Tier 1 Property Flags vs Tier 2 Visibility#

Property mutability (writable/configurable) is still a VM concern. Bulk operations like freeze and seal remain derived from the lower-level property-flag operations:

  • SetEntryFlags(key, flags) — modify flags on a single property
  • PutWithFlags(key, value, flags) — create a property with specific flags
  • PreventExtensions — stop new properties from being added
  • Freeze = iterate all entries, set flags to 0, prevent extensions (a convenience, not a primitive)

Property visibility and accessor semantics remain part of the higher-level object/class model rather than low-level property-flag storage.

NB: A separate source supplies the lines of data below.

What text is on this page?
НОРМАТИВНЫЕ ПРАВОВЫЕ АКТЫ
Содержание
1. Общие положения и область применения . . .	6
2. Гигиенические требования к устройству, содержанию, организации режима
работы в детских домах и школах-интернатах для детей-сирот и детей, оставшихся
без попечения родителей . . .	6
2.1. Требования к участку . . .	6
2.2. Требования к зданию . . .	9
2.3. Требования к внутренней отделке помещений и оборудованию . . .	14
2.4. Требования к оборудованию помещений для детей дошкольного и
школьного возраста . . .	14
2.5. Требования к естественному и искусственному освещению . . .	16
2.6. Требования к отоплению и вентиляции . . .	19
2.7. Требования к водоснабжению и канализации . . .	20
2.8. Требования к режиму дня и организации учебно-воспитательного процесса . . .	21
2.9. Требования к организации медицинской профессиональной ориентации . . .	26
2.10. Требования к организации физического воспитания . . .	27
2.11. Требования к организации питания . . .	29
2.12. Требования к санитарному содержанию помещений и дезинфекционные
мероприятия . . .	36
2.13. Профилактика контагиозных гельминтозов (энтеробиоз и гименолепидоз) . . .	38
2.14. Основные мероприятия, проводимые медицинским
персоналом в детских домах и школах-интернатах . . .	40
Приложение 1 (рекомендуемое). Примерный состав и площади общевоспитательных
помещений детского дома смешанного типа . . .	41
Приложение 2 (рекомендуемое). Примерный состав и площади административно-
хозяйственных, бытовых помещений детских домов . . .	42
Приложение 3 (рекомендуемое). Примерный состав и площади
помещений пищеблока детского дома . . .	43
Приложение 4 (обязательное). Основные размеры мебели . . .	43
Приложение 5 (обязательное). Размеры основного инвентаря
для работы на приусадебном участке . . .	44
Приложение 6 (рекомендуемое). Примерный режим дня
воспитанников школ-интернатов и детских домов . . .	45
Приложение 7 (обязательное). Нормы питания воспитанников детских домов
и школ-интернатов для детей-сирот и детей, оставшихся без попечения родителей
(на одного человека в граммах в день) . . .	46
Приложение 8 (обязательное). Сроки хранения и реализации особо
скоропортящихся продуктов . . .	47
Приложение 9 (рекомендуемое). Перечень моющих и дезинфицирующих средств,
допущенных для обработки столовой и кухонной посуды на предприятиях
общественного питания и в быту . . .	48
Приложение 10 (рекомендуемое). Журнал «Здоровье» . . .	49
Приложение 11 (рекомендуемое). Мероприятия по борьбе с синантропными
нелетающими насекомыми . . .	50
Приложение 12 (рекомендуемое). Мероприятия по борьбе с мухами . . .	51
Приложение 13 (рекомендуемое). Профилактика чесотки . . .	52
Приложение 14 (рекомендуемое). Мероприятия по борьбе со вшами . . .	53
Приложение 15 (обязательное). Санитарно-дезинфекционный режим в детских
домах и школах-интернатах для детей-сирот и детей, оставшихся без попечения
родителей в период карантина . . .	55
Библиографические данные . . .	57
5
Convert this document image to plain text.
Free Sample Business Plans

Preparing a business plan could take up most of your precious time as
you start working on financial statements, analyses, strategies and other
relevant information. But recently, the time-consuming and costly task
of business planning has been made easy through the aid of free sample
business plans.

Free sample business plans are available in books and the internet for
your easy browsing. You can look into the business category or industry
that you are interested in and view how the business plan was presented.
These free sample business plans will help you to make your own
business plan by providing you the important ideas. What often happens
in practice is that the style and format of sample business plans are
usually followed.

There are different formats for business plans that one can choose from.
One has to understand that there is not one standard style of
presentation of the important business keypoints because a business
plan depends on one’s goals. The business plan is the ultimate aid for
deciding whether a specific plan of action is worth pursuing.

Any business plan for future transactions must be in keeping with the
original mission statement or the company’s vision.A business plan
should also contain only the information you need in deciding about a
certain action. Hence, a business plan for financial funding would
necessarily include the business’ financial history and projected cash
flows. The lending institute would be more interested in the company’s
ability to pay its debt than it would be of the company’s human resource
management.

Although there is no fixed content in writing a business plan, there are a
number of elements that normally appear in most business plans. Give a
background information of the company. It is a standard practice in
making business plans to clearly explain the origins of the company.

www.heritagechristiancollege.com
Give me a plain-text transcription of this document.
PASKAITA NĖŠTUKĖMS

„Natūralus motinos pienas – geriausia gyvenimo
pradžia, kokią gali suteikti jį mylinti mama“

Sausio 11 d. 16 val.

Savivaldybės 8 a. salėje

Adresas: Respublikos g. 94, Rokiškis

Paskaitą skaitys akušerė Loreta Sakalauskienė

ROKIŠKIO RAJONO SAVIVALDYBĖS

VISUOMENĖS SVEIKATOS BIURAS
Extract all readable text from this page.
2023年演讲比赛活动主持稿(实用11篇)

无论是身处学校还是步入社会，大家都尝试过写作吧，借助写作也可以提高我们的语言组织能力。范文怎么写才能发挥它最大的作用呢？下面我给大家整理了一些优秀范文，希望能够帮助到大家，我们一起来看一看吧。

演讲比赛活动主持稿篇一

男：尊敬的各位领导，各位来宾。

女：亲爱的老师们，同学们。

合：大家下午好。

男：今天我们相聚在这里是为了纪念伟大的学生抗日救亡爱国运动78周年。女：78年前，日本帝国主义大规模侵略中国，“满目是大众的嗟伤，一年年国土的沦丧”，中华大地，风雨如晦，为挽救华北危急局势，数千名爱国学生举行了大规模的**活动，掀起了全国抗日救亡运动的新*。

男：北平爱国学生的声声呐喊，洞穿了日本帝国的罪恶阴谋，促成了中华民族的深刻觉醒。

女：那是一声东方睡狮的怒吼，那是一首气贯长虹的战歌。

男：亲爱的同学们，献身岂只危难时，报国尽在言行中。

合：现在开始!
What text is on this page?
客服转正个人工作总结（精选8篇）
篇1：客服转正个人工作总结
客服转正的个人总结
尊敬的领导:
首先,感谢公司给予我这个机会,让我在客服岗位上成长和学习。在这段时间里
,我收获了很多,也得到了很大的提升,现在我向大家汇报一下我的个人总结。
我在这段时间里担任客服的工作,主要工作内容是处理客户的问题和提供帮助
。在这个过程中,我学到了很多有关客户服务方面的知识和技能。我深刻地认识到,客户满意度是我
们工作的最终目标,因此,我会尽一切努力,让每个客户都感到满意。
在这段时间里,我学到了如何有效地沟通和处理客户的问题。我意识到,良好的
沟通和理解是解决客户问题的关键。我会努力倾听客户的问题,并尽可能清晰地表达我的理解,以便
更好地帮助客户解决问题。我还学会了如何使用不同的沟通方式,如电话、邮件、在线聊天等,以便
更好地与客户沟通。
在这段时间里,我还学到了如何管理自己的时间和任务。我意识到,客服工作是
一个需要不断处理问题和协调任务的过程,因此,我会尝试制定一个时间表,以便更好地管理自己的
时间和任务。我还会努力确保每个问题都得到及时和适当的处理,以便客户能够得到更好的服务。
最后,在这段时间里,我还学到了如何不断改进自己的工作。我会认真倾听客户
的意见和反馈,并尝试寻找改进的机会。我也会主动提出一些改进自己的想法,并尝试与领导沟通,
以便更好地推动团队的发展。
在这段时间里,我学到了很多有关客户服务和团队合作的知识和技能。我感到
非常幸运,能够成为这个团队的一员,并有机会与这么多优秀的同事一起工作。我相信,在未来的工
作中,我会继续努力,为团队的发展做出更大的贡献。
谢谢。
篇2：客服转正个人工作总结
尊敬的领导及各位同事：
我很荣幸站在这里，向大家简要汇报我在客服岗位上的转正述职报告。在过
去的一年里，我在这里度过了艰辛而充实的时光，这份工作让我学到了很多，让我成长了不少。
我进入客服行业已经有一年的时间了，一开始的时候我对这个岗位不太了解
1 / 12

Spread Calling Consolidation#

Spread-based calls use the flags byte on OP_CALL and OP_CALL_METHOD. Spread is treated as a mode of the call instruction rather than as a separate opcode family.

Rejected Findings#

During code review, the following findings were investigated and determined to be non-issues:

  • `SBIAS_24` (`Goccia.Bytecode.pas`) — The 24-bit signed bias constant 8388607 is correct. The 24-bit unsigned range 0..16777215 centered at 8388607 gives a signed range of −8388607..+8388608. This is standard Lua-style bias encoding.
  • Token list leak in `Goccia.Compiler.Test.pas`Lexer.ScanTokens returns the lexer's own FTokens list (freed in the lexer's destructor). Adding manual Tokens.Free causes a double-free crash.
  • Architecture — Shared frontend and both backends at a glance
  • Interpreter — Tree-walk backend (Goccia.Interpreter, Goccia.Evaluator.*)
  • Core patterns — Recurring Pascal conventions and terminology

Contributor Notes#

  • Do not add new bytecode/runtime concepts under old generic naming.
  • Prefer TGoccia* bytecode and VM types in new code.
  • Keep interpreter and bytecode semantics aligned through shared runtime objects, not conversion layers.